Two more operators joined the pool of applicants for an NC sports betting license this month, bringing the total number to nine.
The newest submissions come from tribal entities: The Catawba Nation, which operates the Catawba Two Kings Casino, and Tribal Casino Gaming Enterprise Cherokee, otherwise known as the Eastern Band of Cherokee Indians, which operate the two Harrah’s casinos in the western part of the state.
Previously, seven commercial sportsbooks submitted applications ahead of the North Carolina Lottery Commission’s recommended Dec. 27 deadline for sportsbooks, gambling service providers and suppliers.
Per a state law passed last June, North Carolina online sports betting can feature 13 sportsbooks: 11 commercial and two tribal.
Tribal casinos seek to expand into online sports betting
Catawba Two Kings Casino and Tribal Casino Gaming Enterprise Cherokee own the state’s only retail sports betting outlets and will each gain an online sportsbook if their applications are approved.
Currently, there are no commercial sportsbooks in the state. This situation will change sometime on or before June 15, 2024, the state-mandated deadline for NC online sports betting and expanded retail sports betting to go live.
The Catawba Indian Nation, based just across the state line in South Carolina, operates the temporary Catawba Two Kings Casino on approximately 17 acres of their ancestral land in Kings Mountain. The casino opened in 2021. The tribe’s sportsbook consists of 30 kiosks. A full-scale casino expansion has been in the works for a few years now and likely won’t be completed until at least 2026.
Caesars owns the Harrah’s brand and both casinos have Caesars Sportsbooks. The Cherokee location, which opened in 1997, has the largest retail sportsbook in the state with self-serve kiosks, ticket windows and a 90-foot game wall.

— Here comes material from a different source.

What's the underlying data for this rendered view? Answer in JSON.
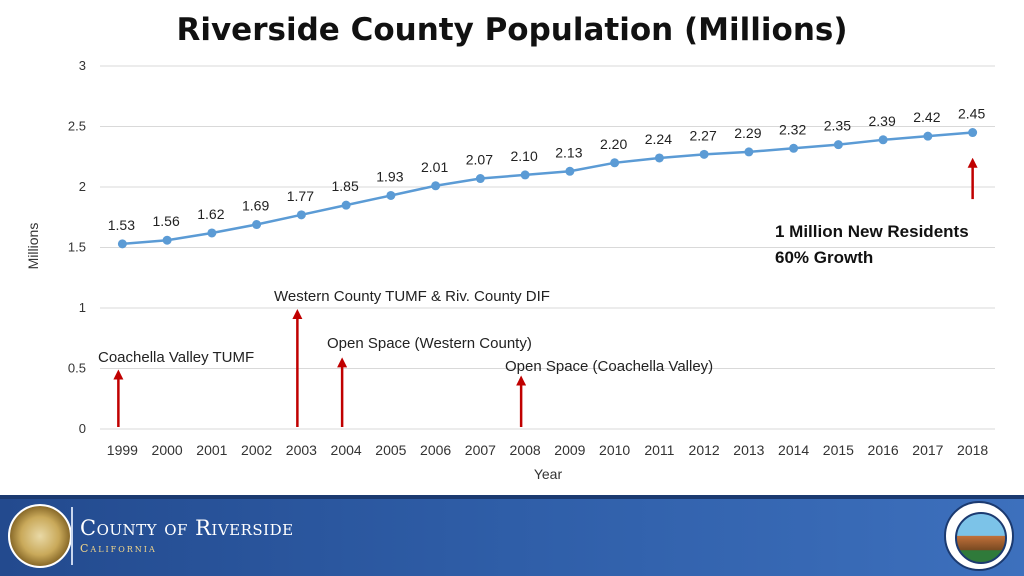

Instead of applying for an operator license, Caesars applied for a service provider license, indicating that the company is seeking to enter the NC online sports betting market via the two Harrah’s casinos.
Not all operators will go live on launch date
For applications received after the Dec. 27 recommended deadline, such as those from the tribal groups, their applications may not be approved to launch at the earliest go-live date.
“We might not be able to complete the application review and licensure process prior to the commencement of sports wagering in North Carolina,” Sterl Carpenter, the NCLC’s deputy director of sports betting, commented during a commission meeting on Wednesday. In addition, last week the commission advised operators to submit mandatory internal controls documentation by Jan. 26.
While 18 operators requested sportsbook applications, only nine have completed a submission and seven turned in applications by Dec. 27. The seven early bird operators are:
- FanDuel (Betfair Interactive US)
- DraftKings (Crown NC Gaming)
- Fanatics Betting & Gaming (FBG Enterprises North Carolina)
- Bet365 (Hillside)
- Penn Sports Interactive (ESPN Bet)
- Underdog Sports Wagering
What’s next for applicants?
Once operators receive licensing approval and submit internal controls documentation, the NCLC will determine if the operator is eligible to receive a certification of compliance. Gaining certification involves sportsbooks completing a list of activities, some of which are included in the application and internal controls review.
“Once a licensed operator demonstrates to the commission that it has met operational requirements, staff will issue a certificate of compliance authorizing them to proceed with wagering activity,” Carpenter said. “This approach mirrors implementation models used in other states.”
The commission has yet to announce a firm launch date for commercial sports betting. However, this week Gov. Roy Cooper reiterated his desire that online sports betting go live before March Madness.